发明名称 Data processing method and apparatus in cluster system
摘要 In embodiments of the present invention, when a duplicate data query is performed on a received data stream, a first physical node which corresponds to each first sketch value and is in a cluster system is identified according to a first sketch value representing the data stream, and then the first sketch value representing the data stream is sent to the identified physical node for the duplicate data query, and a procedure of the duplicate data query does not change with an increase of the number of nodes in the cluster system; therefore, a calculation amount of each node does not increase with an increase of the number of nodes in the cluster system.
申请公布号 US8892529(B2) 申请公布日期 2014.11.18
申请号 US201314140403 申请日期 2013.12.24
申请人 Huawei Technologies Co., Ltd. 发明人 Liu Qiang;Sun Quancheng;Liu Xiaobo;You Jun;Yang Huadi;Zhou Dan;Huang Yan
分类号 G06F17/30 主分类号 G06F17/30
代理机构 Huawei Technologies Co., Ltd. 代理人 Huawei Technologies Co., Ltd.

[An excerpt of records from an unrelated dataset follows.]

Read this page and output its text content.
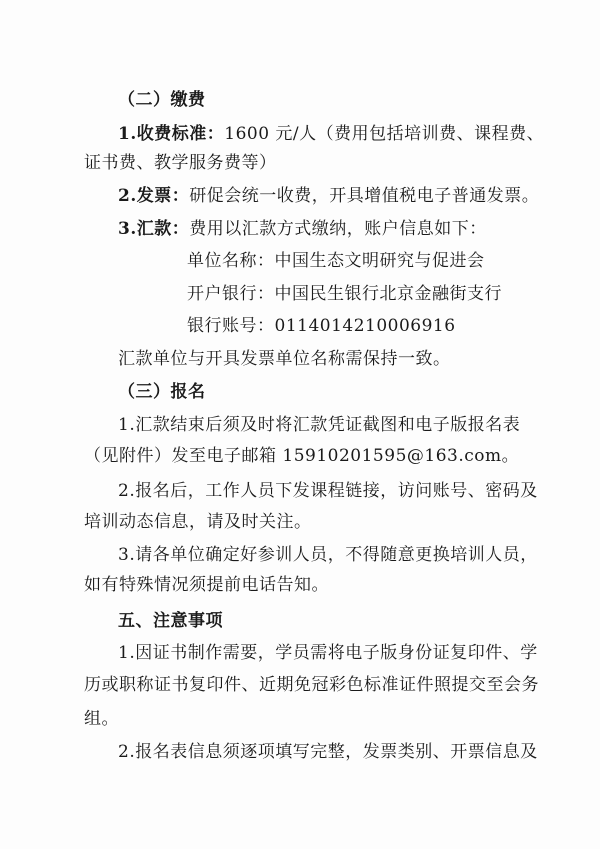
（二）缴费
1.收费标准：1600 元/人（费用包括培训费、课程费、
证书费、教学服务费等）
2.发票：研促会统一收费，开具增值税电子普通发票。
3.汇款：费用以汇款方式缴纳，账户信息如下：
单位名称：中国生态文明研究与促进会
开户银行：中国民生银行北京金融街支行
银行账号：0114014210006916
汇款单位与开具发票单位名称需保持一致。
（三）报名
1.汇款结束后须及时将汇款凭证截图和电子版报名表
（见附件）发至电子邮箱 15910201595@163.com。
2.报名后，工作人员下发课程链接，访问账号、密码及
培训动态信息，请及时关注。
3.请各单位确定好参训人员，不得随意更换培训人员，
如有特殊情况须提前电话告知。
五、注意事项
1.因证书制作需要，学员需将电子版身份证复印件、学
历或职称证书复印件、近期免冠彩色标准证件照提交至会务
组。
2.报名表信息须逐项填写完整，发票类别、开票信息及
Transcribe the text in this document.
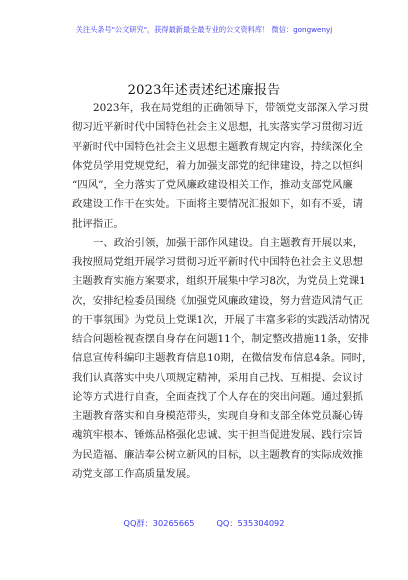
关注头条号"公文研究"，获得最新最全最专业的公文资料库！ 微信：gongwenyj
2023年述责述纪述廉报告
2023年，我在局党组的正确领导下，带领党支部深入学习贯
彻习近平新时代中国特色社会主义思想，扎实落实学习贯彻习近
平新时代中国特色社会主义思想主题教育规定内容，持续深化全
体党员学用党规党纪，着力加强支部党的纪律建设，持之以恒纠
“四风”，全力落实了党风廉政建设相关工作，推动支部党风廉
政建设工作干在实处。下面将主要情况汇报如下，如有不妥，请
批评指正。
一、政治引领，加强干部作风建设。自主题教育开展以来，
我按照局党组开展学习贯彻习近平新时代中国特色社会主义思想
主题教育实施方案要求，组织开展集中学习8次，为党员上党课1
次，安排纪检委员围绕《加强党风廉政建设，努力营造风清气正
的干事氛围》为党员上党课1次，开展了丰富多彩的实践活动情况
结合问题检视查摆自身存在问题11个，制定整改措施11条，安排
信息宣传科编印主题教育信息10期，在微信发布信息4条。同时，
我们认真落实中央八项规定精神，采用自己找、互相提、会议讨
论等方式进行自查，全面查找了个人存在的突出问题。通过狠抓
主题教育落实和自身模范带头，实现自身和支部全体党员凝心铸
魂筑牢根本、锤炼品格强化忠诚、实干担当促进发展、践行宗旨
为民造福、廉洁奉公树立新风的目标，以主题教育的实际成效推
动党支部工作高质量发展。
QQ群：30265665	QQ：535304092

主权项 1. A method of data de-duplication performed by a first processing node in storage system having a plurality of processing nodes each maintaining multiple data containers for storing de-duplicated data chunks, comprising: receiving a data stream to be stored after de-duplication; dividing a segment of the data stream into a plurality of super-chunks, each super-chunk including multiple data chunks; deriving a first super-chunk identification (SID) for a super-chunk of the segment; identifying a second processing node of the storage system that corresponds to the first SID; querying the second processing node for a first data container that corresponds to the first SID, wherein the first data container is maintained by a third processing node of the storage system; obtaining fingerprints of data chunks stored in the first data container that corresponds to the first SID; based on a comparison between fingerprints of data chunks in the super-chunk and the obtained fingerprints to identify new data chunks whose signatures are not found in the obtained fingerprints; storing the new data chunks in a local buffer of the first processing node; selecting, according to a preset storage policy, a second data container of the storage system to write data in the local buffer; deriving a second SID for data of the local buffer; identifying, by the same way for identifying the second processing node, a fourth processing node of the storage system that corresponds to the second SID for data of the local buffer; and storing correspondence between the second SID for data of the local buffer and the second data container in the fourth processing node.
地址 Shenzhen CN